Santosh Rijal

Date of Award


Document Type


Degree Name

Master of Science (MS)


Earth System Science & Policy

First Advisor

Dr. Xiaodong Zhang


Wet weather cycle since 1993 has brought ground water level closer to the surface of the soil in many areas in the Red River Valley (RRV) of the North basin. Many farmers have to delay spring plantation or autumn harvest due to excessive moisture in', their farmland. In such case, it becomes increasingly important to have timely and accurate information on the soil moisture conditions. Conventional soil moisture measurement techniques are point-based that results in poor spatial representation of soil moisture. Remote sensing techniques offer many potential advantages over traditional means such as repetitive coverage and areal representation. The objective of this study was to develop a remote sensing algorithm to be used by Landsat 5 TM and Aerocam to map surface soil moisture during the early stage of growing season in the RRV of the North basin.

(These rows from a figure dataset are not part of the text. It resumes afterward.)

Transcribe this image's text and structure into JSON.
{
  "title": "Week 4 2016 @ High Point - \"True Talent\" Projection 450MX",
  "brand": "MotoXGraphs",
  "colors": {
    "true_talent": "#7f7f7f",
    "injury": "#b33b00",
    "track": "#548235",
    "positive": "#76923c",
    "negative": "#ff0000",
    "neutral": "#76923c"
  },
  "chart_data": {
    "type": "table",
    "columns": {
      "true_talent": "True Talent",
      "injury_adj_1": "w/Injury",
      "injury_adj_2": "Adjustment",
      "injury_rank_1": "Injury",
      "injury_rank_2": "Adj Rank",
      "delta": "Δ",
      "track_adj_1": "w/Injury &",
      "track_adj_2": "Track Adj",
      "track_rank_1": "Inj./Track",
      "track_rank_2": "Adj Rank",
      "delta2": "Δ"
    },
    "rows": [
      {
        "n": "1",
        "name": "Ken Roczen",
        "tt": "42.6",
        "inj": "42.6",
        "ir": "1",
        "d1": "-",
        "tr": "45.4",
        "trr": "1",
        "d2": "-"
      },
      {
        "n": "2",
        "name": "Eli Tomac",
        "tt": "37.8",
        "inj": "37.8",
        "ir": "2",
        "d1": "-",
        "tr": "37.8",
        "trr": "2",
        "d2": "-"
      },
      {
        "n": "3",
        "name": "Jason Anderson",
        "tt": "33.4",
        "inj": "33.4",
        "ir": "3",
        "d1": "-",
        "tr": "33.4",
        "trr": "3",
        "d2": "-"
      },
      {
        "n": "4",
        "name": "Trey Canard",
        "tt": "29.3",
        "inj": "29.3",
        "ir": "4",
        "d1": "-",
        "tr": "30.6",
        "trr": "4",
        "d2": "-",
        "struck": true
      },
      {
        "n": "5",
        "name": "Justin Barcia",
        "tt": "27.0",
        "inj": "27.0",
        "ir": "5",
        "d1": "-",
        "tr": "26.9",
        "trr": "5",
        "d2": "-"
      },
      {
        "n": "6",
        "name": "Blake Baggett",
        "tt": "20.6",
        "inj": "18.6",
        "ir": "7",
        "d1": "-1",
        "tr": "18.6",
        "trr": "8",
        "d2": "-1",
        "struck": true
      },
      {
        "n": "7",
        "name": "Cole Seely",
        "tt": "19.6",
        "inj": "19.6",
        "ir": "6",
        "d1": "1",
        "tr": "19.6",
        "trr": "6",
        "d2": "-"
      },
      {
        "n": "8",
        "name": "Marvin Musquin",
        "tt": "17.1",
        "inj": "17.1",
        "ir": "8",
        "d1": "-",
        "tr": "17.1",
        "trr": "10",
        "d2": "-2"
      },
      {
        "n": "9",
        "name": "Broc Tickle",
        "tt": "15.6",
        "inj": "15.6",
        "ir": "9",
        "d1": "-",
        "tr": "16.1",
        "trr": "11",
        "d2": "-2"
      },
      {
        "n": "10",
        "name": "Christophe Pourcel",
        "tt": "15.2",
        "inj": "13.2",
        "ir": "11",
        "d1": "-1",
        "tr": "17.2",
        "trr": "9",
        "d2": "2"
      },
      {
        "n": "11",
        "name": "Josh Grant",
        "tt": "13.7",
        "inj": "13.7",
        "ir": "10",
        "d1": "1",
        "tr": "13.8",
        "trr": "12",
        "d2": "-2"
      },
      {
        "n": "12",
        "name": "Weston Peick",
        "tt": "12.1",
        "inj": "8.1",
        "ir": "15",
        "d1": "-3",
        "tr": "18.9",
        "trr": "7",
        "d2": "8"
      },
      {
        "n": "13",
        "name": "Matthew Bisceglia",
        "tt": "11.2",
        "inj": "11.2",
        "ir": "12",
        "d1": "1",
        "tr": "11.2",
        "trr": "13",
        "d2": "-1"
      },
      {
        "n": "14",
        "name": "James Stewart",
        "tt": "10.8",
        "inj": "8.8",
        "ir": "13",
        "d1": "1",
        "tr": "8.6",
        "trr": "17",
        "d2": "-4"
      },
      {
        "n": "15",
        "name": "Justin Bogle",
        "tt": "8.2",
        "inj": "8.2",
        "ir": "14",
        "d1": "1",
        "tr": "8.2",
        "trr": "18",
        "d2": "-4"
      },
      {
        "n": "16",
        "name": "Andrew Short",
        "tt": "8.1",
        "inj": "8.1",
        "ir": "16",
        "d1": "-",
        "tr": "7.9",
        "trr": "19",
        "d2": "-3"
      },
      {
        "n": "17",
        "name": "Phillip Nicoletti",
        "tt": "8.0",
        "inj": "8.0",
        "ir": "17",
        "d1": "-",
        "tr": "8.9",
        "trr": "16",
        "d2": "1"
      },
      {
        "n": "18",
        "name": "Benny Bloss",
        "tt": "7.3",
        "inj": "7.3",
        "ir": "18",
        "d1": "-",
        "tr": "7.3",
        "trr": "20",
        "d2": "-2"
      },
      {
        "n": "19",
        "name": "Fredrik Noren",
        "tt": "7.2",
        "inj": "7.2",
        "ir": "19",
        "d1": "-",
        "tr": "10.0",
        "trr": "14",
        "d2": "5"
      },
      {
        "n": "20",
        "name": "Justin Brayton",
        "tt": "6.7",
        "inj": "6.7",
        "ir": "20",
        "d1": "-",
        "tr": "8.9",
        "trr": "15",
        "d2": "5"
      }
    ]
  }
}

Soil samples were collected and hyperspectral reflectances of the soil at various moisture levels were recorded under laboratory conditions. The first two experiments were carried out with Halogen lamps as the source of light whereas the third experiment was performed outdoor. Landsat 5 TM and Aerocam spectral response function were applied to the measured hyperspectral values to simulate the multispectral reflectance for each sensor. The results from these three experiments were consistent to each other and therefore were binned together. By using simple mathematical computations, band or band combinations that best estimates the surface soil moisture was found out. For validation, soil moisture was measured in different agricultural fields in the RR V during the time of Landsat overpass, and soil moisture was continuously monitored in a farm field in Fairmount, Richland County, North Dakota.

The difference of bands 5 and 1 was shown to correlate best with soil moisture concentration while the NIR band itself is the best for Aerocam. The estimated soil moisture using Landsat 5 TM agreed with the measurements with an R2= 0.90. The model performed well in dry or moderately wet conditions, but slightly underestimated by 3-4% for excessively wet conditions of more than 40% soil moisture in the field. The evaluation at the Fairmount experimental field also showed that the model performed well. Field verification for Aerocam imagery remained incomplete due to lack of irradiance value.